Demi Belk, daughter of Franklin County native Karen and Woodie Belk and granddaughter of AT and Judy Malone, of Russellville, was among honors students from across the nation to attend the Congress of Future Science and Technology Leaders this summer in Lowell, Mass.
The Congress is an honors-only program for high school students who are passionate about science, technology, engineering or mathematics. The program aims, according to a press release, are “to honor, inspire, motivate and direct the top students in the country who aspire to be scientists and technologists, to stay true to their dream and, after the event, to provide a path, plan and resources to help them reach their goal.”
Demi was nominated by Dr. John C. Mather, winner of the Nobel Prize in Physics and science director of the National Academy of Future Scientists and Technologists based on her academic achievement, leadership potential and passion for science and technology.
During the three-day Congress, Demi joined students from across the country to hear Nobel Laureates and National Medal of Science recipients talk about leading scientific research. She and fellow students were given advice from deans of the world’s top tech universities; were inspired by fellow teen science prodigies; and learned about cutting edge advances and the future of science and technology.

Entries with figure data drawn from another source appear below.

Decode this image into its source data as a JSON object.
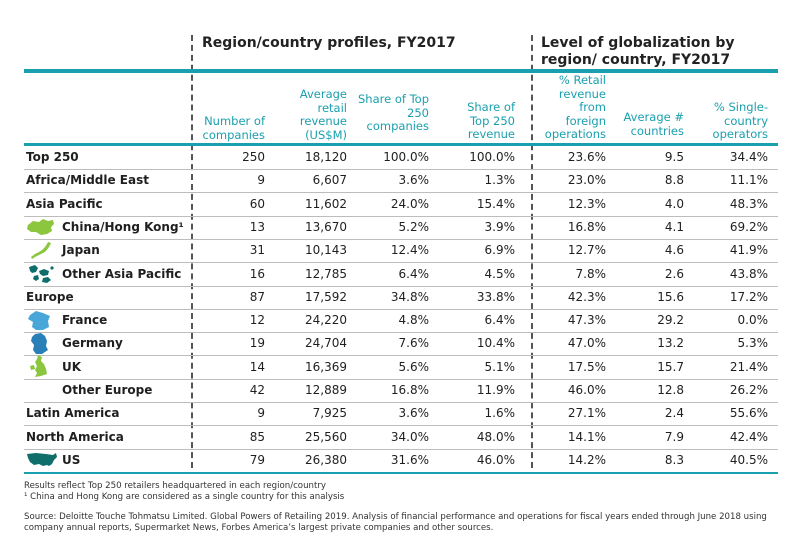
{
  "sections": {
    "profiles_title": "Region/country profiles, FY2017",
    "globalization_title": "Level of globalization by region/ country, FY2017"
  },
  "colors": {
    "accent": "#199fae",
    "map_green": "#8cc63f",
    "map_blue": "#2b7fb8",
    "map_dark_teal": "#0f6d6a",
    "map_light_blue": "#48a7d8"
  },
  "columns": [
    "Number of companies",
    "Average retail revenue (US$M)",
    "Share of Top 250 companies",
    "Share of Top 250 revenue",
    "% Retail revenue from foreign operations",
    "Average # countries",
    "% Single-country operators"
  ],
  "rows": [
    {
      "label": "Top 250",
      "level": "region",
      "icon": "",
      "values": [
        "250",
        "18,120",
        "100.0%",
        "100.0%",
        "23.6%",
        "9.5",
        "34.4%"
      ]
    },
    {
      "label": "Africa/Middle East",
      "level": "region",
      "icon": "",
      "values": [
        "9",
        "6,607",
        "3.6%",
        "1.3%",
        "23.0%",
        "8.8",
        "11.1%"
      ]
    },
    {
      "label": "Asia Pacific",
      "level": "region",
      "icon": "",
      "values": [
        "60",
        "11,602",
        "24.0%",
        "15.4%",
        "12.3%",
        "4.0",
        "48.3%"
      ]
    },
    {
      "label": "China/Hong Kong¹",
      "level": "country",
      "icon": "china-map-icon",
      "values": [
        "13",
        "13,670",
        "5.2%",
        "3.9%",
        "16.8%",
        "4.1",
        "69.2%"
      ]
    },
    {
      "label": "Japan",
      "level": "country",
      "icon": "japan-map-icon",
      "values": [
        "31",
        "10,143",
        "12.4%",
        "6.9%",
        "12.7%",
        "4.6",
        "41.9%"
      ]
    },
    {
      "label": "Other Asia Pacific",
      "level": "country",
      "icon": "asia-pacific-map-icon",
      "values": [
        "16",
        "12,785",
        "6.4%",
        "4.5%",
        "7.8%",
        "2.6",
        "43.8%"
      ]
    },
    {
      "label": "Europe",
      "level": "region",
      "icon": "",
      "values": [
        "87",
        "17,592",
        "34.8%",
        "33.8%",
        "42.3%",
        "15.6",
        "17.2%"
      ]
    },
    {
      "label": "France",
      "level": "country",
      "icon": "france-map-icon",
      "values": [
        "12",
        "24,220",
        "4.8%",
        "6.4%",
        "47.3%",
        "29.2",
        "0.0%"
      ]
    },
    {
      "label": "Germany",
      "level": "country",
      "icon": "germany-map-icon",
      "values": [
        "19",
        "24,704",
        "7.6%",
        "10.4%",
        "47.0%",
        "13.2",
        "5.3%"
      ]
    },
    {
      "label": "UK",
      "level": "country",
      "icon": "uk-map-icon",
      "values": [
        "14",
        "16,369",
        "5.6%",
        "5.1%",
        "17.5%",
        "15.7",
        "21.4%"
      ]
    },
    {
      "label": "Other Europe",
      "level": "country",
      "icon": "",
      "values": [
        "42",
        "12,889",
        "16.8%",
        "11.9%",
        "46.0%",
        "12.8",
        "26.2%"
      ]
    },
    {
      "label": "Latin America",
      "level": "region",
      "icon": "",
      "values": [
        "9",
        "7,925",
        "3.6%",
        "1.6%",
        "27.1%",
        "2.4",
        "55.6%"
      ]
    },
    {
      "label": "North America",
      "level": "region",
      "icon": "",
      "values": [
        "85",
        "25,560",
        "34.0%",
        "48.0%",
        "14.1%",
        "7.9",
        "42.4%"
      ]
    },
    {
      "label": "US",
      "level": "country",
      "icon": "us-map-icon",
      "values": [
        "79",
        "26,380",
        "31.6%",
        "46.0%",
        "14.2%",
        "8.3",
        "40.5%"
      ]
    }
  ],
  "footnotes": [
    "Results reflect Top 250 retailers headquartered in each region/country",
    "¹ China and Hong Kong are considered as a single country for this analysis"
  ],
  "source": [
    "Source: Deloitte Touche Tohmatsu Limited. Global Powers of Retailing 2019. Analysis of financial performance and operations for fiscal years ended through June 2018 using",
    "company annual reports, Supermarket News, Forbes America’s largest private companies and other sources."
  ]
}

“This is a crucial time in America when we need more nimble-minded and creative scientists and technologists who are even better prepared for a future that is changing exponentially,” said Richard Rossi, executive director of the National Academy of Future Scientists and Technologists. “Focused, bright and determined students like Demi Belk are our future, and she deserves all the mentoring and guidance we can give her.”
The Academy offers free services and programs to students who have the desire to learn more about their futures in science or technology. Some of the services and programs the Academy offers include online social networks through which future scientists and technologists can communicate; opportunities for students to be guided and mentored by tech and science leaders; and communications for parents and students on college acceptance and finances, skills acquisition, internships, career guidance and much more.
The Academy was founded on the belief that STEM education plays a critical role in enabling the United States to remain the economic and technological leader of the global marketplace of the 21st century. Based in Washington, D.C., and with an office in Boston, Mass., the Academy was chartered as a nonpartisan, taxpaying institution to help address this crisis by working to identify, encourage and mentor students who wish to devote their lives to advances in society as scientists, technologists, engineers and mathematicians.
Demi is a 10th grade student at Muscle Shoals High School.